The report found that four out of five teal voters were not "disaffected Liberals", but tactical Labor and Greens voters. Only one in five voters had previously voted for the Coalition.
"So they've taken the decision about 'how do we get the local incumbent Liberal out of the seat?' Well, the thing is to vote teal, not to vote Labor or Green," he said.
It corresponds with polling released during the federal election on the ACT Senate race which showed independent David Pocock was taking more votes from Labor and the Greens, than votes from the then Liberal Senator Zed Seselja.
With Labor now in power federally, that has implications about where the teals can and will go.
"If most of the support is really Labor and Green voters, those voters could go back to voting Greens and Labor, if they felt their candidate was competitive in the electorate," he said.
"They've got to do something. They've got to form themselves into a group that has a particular identity that they can use and so on."

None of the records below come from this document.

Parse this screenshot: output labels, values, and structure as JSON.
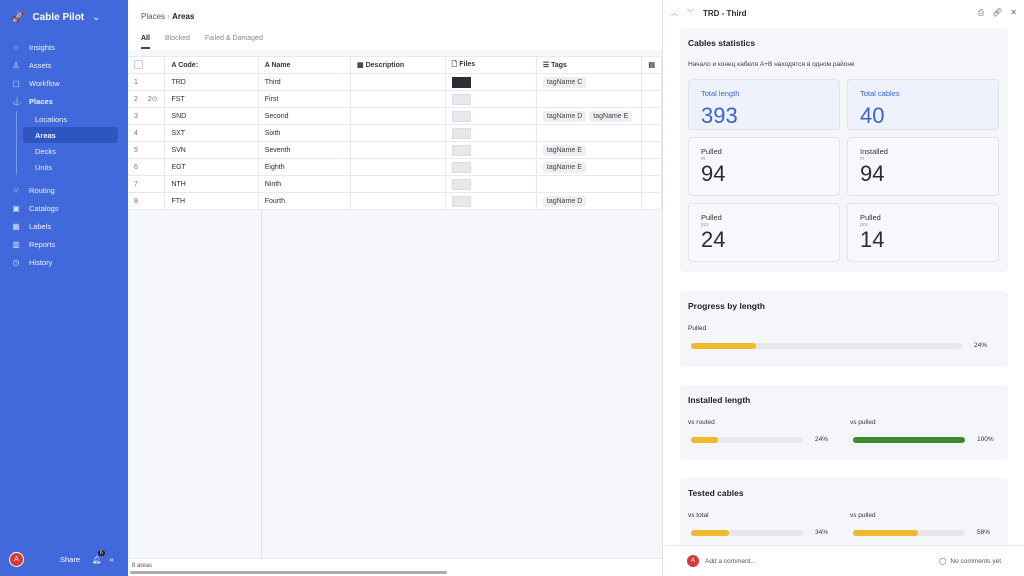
{
  "app": {
    "name": "Cable Pilot"
  },
  "sidebar": {
    "items": [
      {
        "label": "Insights",
        "icon": "lightbulb-icon"
      },
      {
        "label": "Assets",
        "icon": "assets-icon"
      },
      {
        "label": "Workflow",
        "icon": "workflow-icon"
      },
      {
        "label": "Places",
        "icon": "anchor-icon"
      },
      {
        "label": "Routing",
        "icon": "routing-icon"
      },
      {
        "label": "Catalogs",
        "icon": "catalog-icon"
      },
      {
        "label": "Labels",
        "icon": "labels-icon"
      },
      {
        "label": "Reports",
        "icon": "reports-icon"
      },
      {
        "label": "History",
        "icon": "history-icon"
      }
    ],
    "sub": [
      "Locations",
      "Areas",
      "Decks",
      "Units"
    ],
    "avatar": "A",
    "share": "Share",
    "notif_count": "6"
  },
  "breadcrumb": {
    "parent": "Places",
    "current": "Areas"
  },
  "tabs": [
    "All",
    "Blocked",
    "Failed & Damaged"
  ],
  "table": {
    "headers": [
      "Code:",
      "Name",
      "Description",
      "Files",
      "Tags"
    ],
    "rows": [
      {
        "n": "1",
        "badge": "",
        "code": "TRD",
        "name": "Third",
        "tags": [
          "tagName C"
        ],
        "file": "dark"
      },
      {
        "n": "2",
        "badge": "2",
        "code": "FST",
        "name": "First",
        "tags": [],
        "file": "light"
      },
      {
        "n": "3",
        "badge": "",
        "code": "SND",
        "name": "Second",
        "tags": [
          "tagName D",
          "tagName E"
        ],
        "file": "light"
      },
      {
        "n": "4",
        "badge": "",
        "code": "SXT",
        "name": "Sixth",
        "tags": [],
        "file": "light"
      },
      {
        "n": "5",
        "badge": "",
        "code": "SVN",
        "name": "Seventh",
        "tags": [
          "tagName E"
        ],
        "file": "light"
      },
      {
        "n": "6",
        "badge": "",
        "code": "EGT",
        "name": "Eighth",
        "tags": [
          "tagName E"
        ],
        "file": "light"
      },
      {
        "n": "7",
        "badge": "",
        "code": "NTH",
        "name": "Ninth",
        "tags": [],
        "file": "light"
      },
      {
        "n": "8",
        "badge": "",
        "code": "FTH",
        "name": "Fourth",
        "tags": [
          "tagName D"
        ],
        "file": "light"
      }
    ],
    "footer": "8 areas"
  },
  "panel": {
    "title": "TRD - Third",
    "stats": {
      "title": "Cables statistics",
      "note": "Начало и конец кабеля A+B находятся в одном районе",
      "cards": [
        {
          "label": "Total length",
          "unit": "",
          "value": "393"
        },
        {
          "label": "Total cables",
          "unit": "",
          "value": "40"
        },
        {
          "label": "Pulled",
          "unit": "m",
          "value": "94"
        },
        {
          "label": "Installed",
          "unit": "m",
          "value": "94"
        },
        {
          "label": "Pulled",
          "unit": "pcs",
          "value": "24"
        },
        {
          "label": "Pulled",
          "unit": "pcs",
          "value": "14"
        }
      ]
    },
    "progress": {
      "title": "Progress by length",
      "label": "Pulled",
      "pct": "24%",
      "value": 24,
      "color": "#f0b92e"
    },
    "installed": {
      "title": "Installed length",
      "bars": [
        {
          "label": "vs routed",
          "pct": "24%",
          "value": 24,
          "color": "#f0b92e"
        },
        {
          "label": "vs pulled",
          "pct": "100%",
          "value": 100,
          "color": "#3f8a2c"
        }
      ]
    },
    "tested": {
      "title": "Tested cables",
      "bars": [
        {
          "label": "vs total",
          "pct": "34%",
          "value": 34,
          "color": "#f0b92e"
        },
        {
          "label": "vs pulled",
          "pct": "58%",
          "value": 58,
          "color": "#f0b92e"
        }
      ]
    },
    "comment_placeholder": "Add a comment...",
    "comments_status": "No comments yet"
  }
}
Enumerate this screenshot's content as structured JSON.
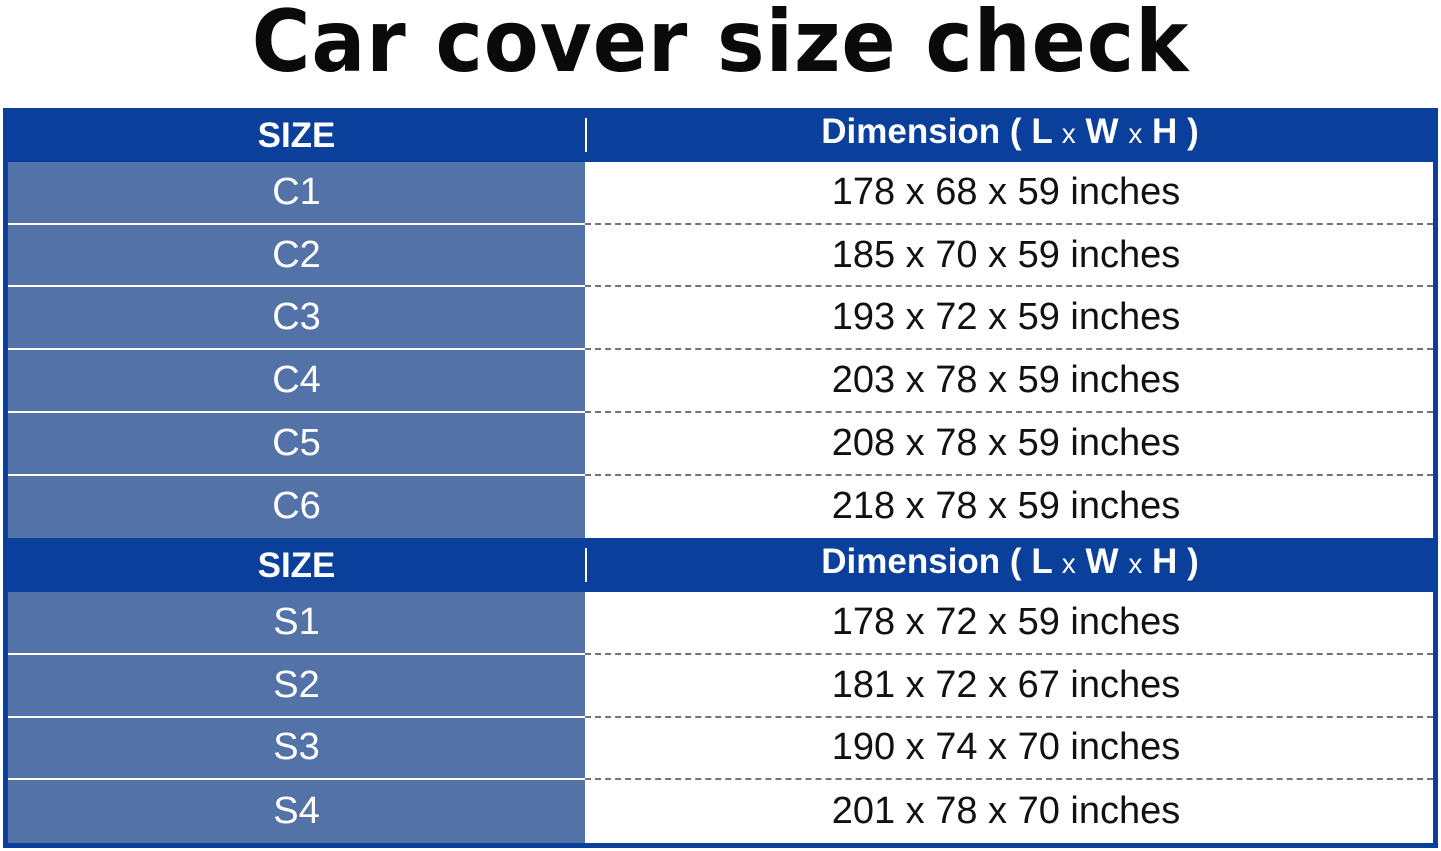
{
  "title": "Car cover size check",
  "header": {
    "size": "SIZE",
    "dimension": "Dimension",
    "open": "(",
    "l": "L",
    "x1": "x",
    "w": "W",
    "x2": "x",
    "h": "H",
    "close": ")"
  },
  "colors": {
    "header": "#0a3f9c",
    "size_cell": "#5373a8"
  },
  "groups": [
    {
      "rows": [
        {
          "size": "C1",
          "dim": "178 x 68 x 59 inches"
        },
        {
          "size": "C2",
          "dim": "185 x 70 x 59 inches"
        },
        {
          "size": "C3",
          "dim": "193 x 72 x 59 inches"
        },
        {
          "size": "C4",
          "dim": "203 x 78 x 59 inches"
        },
        {
          "size": "C5",
          "dim": "208 x 78 x 59 inches"
        },
        {
          "size": "C6",
          "dim": "218 x 78 x 59 inches"
        }
      ]
    },
    {
      "rows": [
        {
          "size": "S1",
          "dim": "178 x 72 x 59 inches"
        },
        {
          "size": "S2",
          "dim": "181 x 72 x 67 inches"
        },
        {
          "size": "S3",
          "dim": "190 x 74 x 70 inches"
        },
        {
          "size": "S4",
          "dim": "201 x 78 x 70 inches"
        }
      ]
    }
  ]
}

Prime Minister Anthony Albanese scored 5.3 out of 10 when it came to popularity of political leaders, while Scott Morrison bottomed out on 3.8 out of 10. That is down from his score of 5.1 in 2019.
"Well, Scott Morrison was incredibly unpopular. The most unpopular leader we've ever polled," he said. "So Morrison was a serious impediment to the Liberals in '22. Now, having said that, the pandemic was a real problem for the Liberals as well."
Mr Albanese's score makes him the most popular Labor leader since Kevin Rudd in 2007, with Bill Shorten scoring 4.0 out of 10 in 2019.